A recent study of the economic impact of higher rates offers some context that may help explain companies’ newfound optimism. According to the findings of the Federal Reserve Bank of Chicago, most of the Fed’s rate-hiking policy has already been felt in the broader economy. The labor market will feel a slower impact, with more than half of the total effect on hours worked yet to materialize. However, the report’s authors predict that the existing policy measures should be sufficient to bring inflation close to the Fed’s 2% target by mid-2024—all without triggering a recession.
This could mean that the era of rate hikes is nearing its end, which would likely be a positive development for equities.
Indeed, betting markets seem to believe that the Fed is ready to pause. The probability of the Federal Open Market Committee (FOMC) keeping rates at current levels when its members meet later this month is 95%, according to 30-day Fed Funds futures pricing data. There’s a similarly overwhelming likelihood that rates will be lower one year from now.
Core inflation is reportedly cooling, and this could give the Fed some elbow room. Chair Jerome Powell’s speech at the Jackson Hole Symposium last month was mostly well-received by markets, indicating that the central bank’s policy will remain data-dependent with an aim to tighten only if necessary.
Signs Of Resilience In Manufacturing And Services
The health of the U.S. manufacturing and services sectors, even as it remains at historically low levels, is also moving in the right direction, suggesting now may be a good buying opportunity.
The Institute for Supply Management (ISM) reported that the Services Purchasing Managers’ Index (PMI) increased for the third consecutive month in August. A PMI above 50.0 indicates expansion, and the index rose from 52.7 in July to 54.5 in August.
On the manufacturing side, conditions remained below the 50.0 mark for the 10th consecutive month in August, despite showing slight signs of improvement. The PMI stood at 47.6, a small increase from July’s 46.4 and the highest reading since February, indicating a slower pace of contraction.
Overall, both sectors are showing signs of resilience and adaptability as prices gradually come under control. For investors eyeing long-term growth prospects, these subtle but positive shifts could mark a favorable entry point.

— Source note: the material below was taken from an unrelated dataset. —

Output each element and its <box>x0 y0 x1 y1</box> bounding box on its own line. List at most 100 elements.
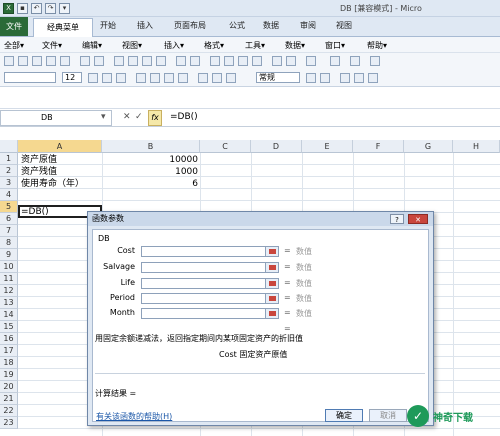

Investment Strategies For September… And Beyond
September has a reputation for being a tough month for stocks, but the current economic backdrop suggests that this year might be different. Reduced concerns about a recession, signs of a potential shift in Fed policy and positive sector trends all point to the possibility of strategic investment opportunities.
It’s crucial to approach this with a balanced perspective. Diversification remains key, and investors might consider a mix of asset classes, including equities, fixed income, commodities and, of course, gold to hedge against ongoing uncertainties.
As always, investors should remain vigilant, keeping an eye on inflationary pressures and geopolitical uncertainties that could increase volatility into the markets. A well-considered, data-driven investment strategy could be particularly rewarding in the current environment, offering a way to both manage risk and seize new opportunities.